Les deux multi-instrumentistes Kyle Knapp et Julius Pedersen sont les seuls survivants d’un groupe qui en 2020 a choisi de prendre l’air, a quitté Toronto et le Canada pour partir s’installer en Europe, afin de recentrer ses activités et d’explorer de nouvelles directions. La crise et les restrictions sanitaires sont passées par là et ont largement accéléré le processus et même provoqué quelques changements imprévisibles : au fil des mois la moitié de Deliluh a fini par quitter le groupe qui a ainsi perdu la plupart de ses atours post-punk (sa section rythmique et notamment sa super batteuse, Erika Wharton-Shukster). Fault Lines, enregistré en divers endroits – Copenhague, Berlin et Marseille – et à des périodes différentes – entre 2020 et 2021 – aurait pu être qu’un disque de transition puisque Erika ainsi que l’ex-bassiste Erik Jude jouent malgré tout sur une partie de l’album, le formidablement hanté Credence (Ash In The Winds Of Reason) et le plus scandé et pesant Syndicate II. Des titres sur lesquels on retrouve et on ressent encore beaucoup le Deliluh d’avant, celui des albums gémellaires Oath Of intent et Beneath The Floor (tous les deux publiés en 2019).

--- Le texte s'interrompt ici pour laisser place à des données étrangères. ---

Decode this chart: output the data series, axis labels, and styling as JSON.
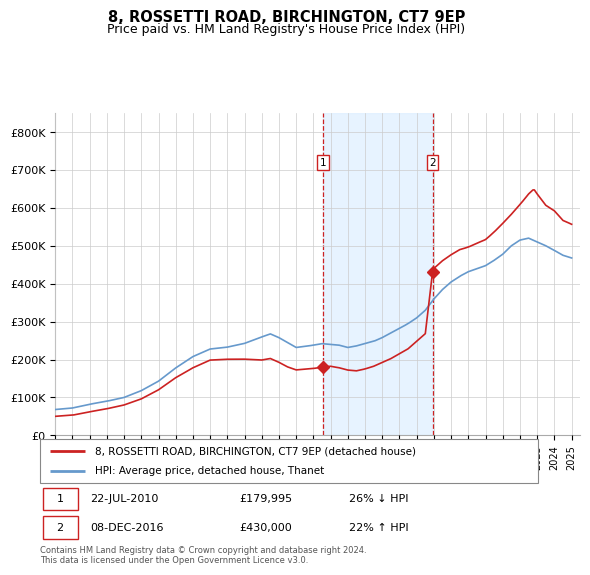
{
  "title": "8, ROSSETTI ROAD, BIRCHINGTON, CT7 9EP",
  "subtitle": "Price paid vs. HM Land Registry's House Price Index (HPI)",
  "hpi_color": "#6699cc",
  "price_color": "#cc2222",
  "sale1_date": 2010.55,
  "sale1_price": 179995,
  "sale2_date": 2016.92,
  "sale2_price": 430000,
  "vline_color": "#cc2222",
  "shade_color": "#ddeeff",
  "background_color": "#ffffff",
  "grid_color": "#cccccc",
  "legend_label_price": "8, ROSSETTI ROAD, BIRCHINGTON, CT7 9EP (detached house)",
  "legend_label_hpi": "HPI: Average price, detached house, Thanet",
  "footer": "Contains HM Land Registry data © Crown copyright and database right 2024.\nThis data is licensed under the Open Government Licence v3.0.",
  "yticks": [
    0,
    100000,
    200000,
    300000,
    400000,
    500000,
    600000,
    700000,
    800000
  ],
  "ytick_labels": [
    "£0",
    "£100K",
    "£200K",
    "£300K",
    "£400K",
    "£500K",
    "£600K",
    "£700K",
    "£800K"
  ]
}
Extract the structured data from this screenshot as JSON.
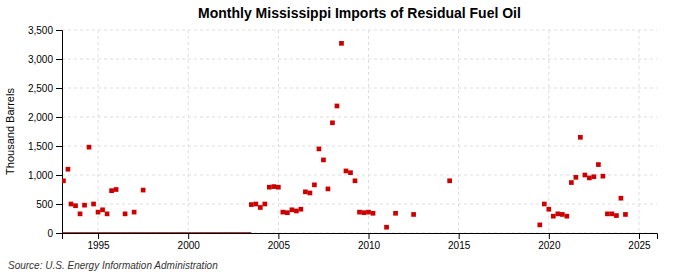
{
  "chart_data": {
    "type": "scatter",
    "title": "Monthly Mississippi Imports of Residual Fuel Oil",
    "ylabel": "Thousand Barrels",
    "source": "Source: U.S. Energy Information Administration",
    "xlim": [
      1993.0,
      2026.0
    ],
    "xticks": [
      1995,
      2000,
      2005,
      2010,
      2015,
      2020,
      2025
    ],
    "ylim": [
      0,
      3500
    ],
    "yticks": [
      0,
      500,
      {
        "value": 1000,
        "label": "1,000"
      },
      {
        "value": 1500,
        "label": "1,500"
      },
      {
        "value": 2000,
        "label": "2,000"
      },
      {
        "value": 2500,
        "label": "2,500"
      },
      {
        "value": 3000,
        "label": "3,000"
      },
      {
        "value": 3500,
        "label": "3,500"
      }
    ],
    "grid": true,
    "series": [
      {
        "type": "line",
        "color": "#8b0000",
        "x": [
          1993.0,
          2003.5
        ],
        "values": [
          0,
          0
        ]
      },
      {
        "type": "scatter",
        "color": "#cc0000",
        "marker": "square",
        "x": [
          1993.08,
          1993.33,
          1993.5,
          1993.75,
          1994.0,
          1994.25,
          1994.5,
          1994.75,
          1995.0,
          1995.25,
          1995.5,
          1995.75,
          1996.0,
          1996.5,
          1997.0,
          1997.5,
          2003.5,
          2003.75,
          2004.0,
          2004.25,
          2004.5,
          2004.75,
          2005.0,
          2005.25,
          2005.5,
          2005.75,
          2006.0,
          2006.25,
          2006.5,
          2006.75,
          2007.0,
          2007.25,
          2007.5,
          2007.75,
          2008.0,
          2008.25,
          2008.5,
          2008.75,
          2009.0,
          2009.25,
          2009.5,
          2009.75,
          2010.0,
          2010.25,
          2011.0,
          2011.5,
          2012.5,
          2014.5,
          2019.5,
          2019.75,
          2020.0,
          2020.25,
          2020.5,
          2020.75,
          2021.0,
          2021.25,
          2021.5,
          2021.75,
          2022.0,
          2022.25,
          2022.5,
          2022.75,
          2023.0,
          2023.25,
          2023.5,
          2023.75,
          2024.0,
          2024.25
        ],
        "values": [
          900,
          1100,
          500,
          470,
          330,
          480,
          1480,
          500,
          360,
          400,
          330,
          730,
          750,
          330,
          360,
          740,
          490,
          500,
          440,
          500,
          790,
          800,
          790,
          360,
          350,
          400,
          380,
          410,
          710,
          690,
          830,
          1450,
          1260,
          760,
          1900,
          2190,
          3270,
          1070,
          1040,
          900,
          360,
          350,
          360,
          340,
          100,
          340,
          320,
          900,
          140,
          500,
          410,
          290,
          330,
          320,
          290,
          870,
          960,
          1650,
          1000,
          950,
          970,
          1180,
          980,
          330,
          330,
          300,
          600,
          320
        ]
      }
    ]
  }
}
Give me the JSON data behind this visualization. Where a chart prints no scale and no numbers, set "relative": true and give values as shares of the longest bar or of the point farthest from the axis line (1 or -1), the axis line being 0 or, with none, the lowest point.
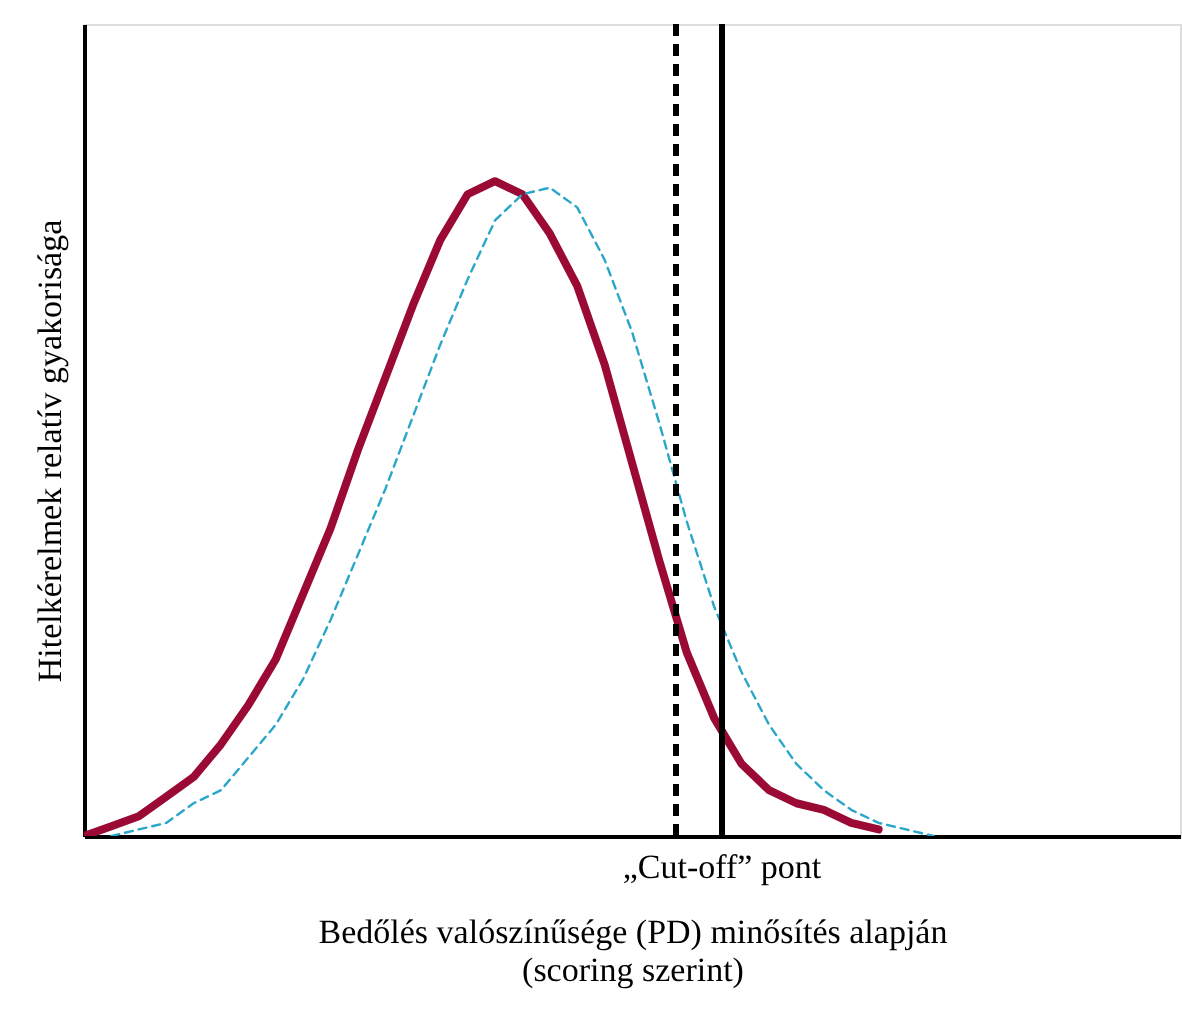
{
  "chart_data": {
    "type": "line",
    "relative": true,
    "xlabel": "Bedőlés valószínűsége (PD) minősítés alapján\n(scoring szerint)",
    "ylabel": "Hitelkérelmek relatív gyakorisága",
    "categories": [
      null,
      null,
      null,
      null,
      null,
      null,
      null,
      null,
      null,
      null,
      null,
      null,
      null,
      null,
      null,
      null,
      null,
      null,
      null,
      null,
      null,
      null,
      null,
      null,
      null,
      null,
      null,
      null,
      null,
      null,
      null,
      null,
      null,
      null,
      null,
      null,
      null,
      null,
      null,
      null,
      null
    ],
    "series": [
      {
        "color": "#9b0a35",
        "line_style": "solid",
        "values": [
          0,
          0.015,
          0.03,
          0.06,
          0.09,
          0.14,
          0.2,
          0.27,
          0.37,
          0.47,
          0.59,
          0.7,
          0.81,
          0.91,
          0.98,
          1.0,
          0.98,
          0.92,
          0.84,
          0.72,
          0.57,
          0.42,
          0.28,
          0.18,
          0.11,
          0.07,
          0.05,
          0.04,
          0.02,
          0.01,
          null,
          null,
          null,
          null,
          null,
          null,
          null,
          null,
          null,
          null,
          null
        ]
      },
      {
        "color": "#2aa6c8",
        "line_style": "dashed",
        "values": [
          null,
          0,
          0.01,
          0.02,
          0.05,
          0.07,
          0.12,
          0.17,
          0.24,
          0.33,
          0.43,
          0.53,
          0.64,
          0.75,
          0.85,
          0.94,
          0.98,
          0.99,
          0.96,
          0.88,
          0.77,
          0.63,
          0.48,
          0.35,
          0.25,
          0.17,
          0.11,
          0.07,
          0.04,
          0.02,
          0.01,
          0,
          null,
          null,
          null,
          null,
          null,
          null,
          null,
          null,
          null
        ]
      }
    ],
    "annotations": [
      "„Cut-off” pont"
    ],
    "grid": false,
    "tick_labels": false,
    "marker": "none"
  }
}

Mais on retiendra surtout de Fault Lines des atmosphères sombres comme jamais, presque impénétrables et malgré tout envoutantes, avec une instrumentation resserrée et marquée par la prédominance des synthétiseurs et des claviers et la relégation au second plan des guitares (le saxophone s’en tire un peu mieux). Petit inventaire : Body And Soul résonne lugubrement au point de faire un peu froid dans le dos ; très électronique, Amulet est une sorte de ralentisseur de particules qui donne envie de danser dans le noir ; X-Neighbourhood est le titre le plus lointain du disque, à la fois liquide et lysergique ; quant à Mirror Of Hope, nappé d’une partie de violon jouée par Erika Wharton-Shukster (encore elle) et dialoguant avec le saxophone brumeux de Knapp, il s’agit de l’une des plus belles composition de Fault Lines, telle une descente en apnée jusqu’à atteindre un sommeil doucement lumineux, réparateur.
Mi-corbeau mi-prédicateur, Kyle Knapp dirige les débats dans l’ombre et nous balance des textes à la mystique toujours plus exacerbée et pleins de questionnements. Sa façon de chanter, un peu trainante ou même carrément parlée et sa voix nasillarde semblent (mais semblent seulement) aller à contre-courant des atmosphères ainsi consacrées sans toutefois les neutraliser – la plupart du temps le chanteur flotte littéralement au milieu de ses mots et il ne faudra pas chercher meilleure explication à l’attraction inévitable qui se dégage d’un disque dont l’ampleur est telle que je n’ai toujours pas fini d’en faire le tour. Parler de pensée artistique forte au sujet de Fault Lines est tout sauf prétentieux ou déplacé et, à l’inverse de tant de groupes et de tant de musiques, il me semble parfaitement vain de vouloir ranger Deliluh dans une jolie place toute bien définie de mon petit espace-temps musical. Au contraire, j’ai bien envie de prétendre qu’il s’agit d’un groupe vraiment unique.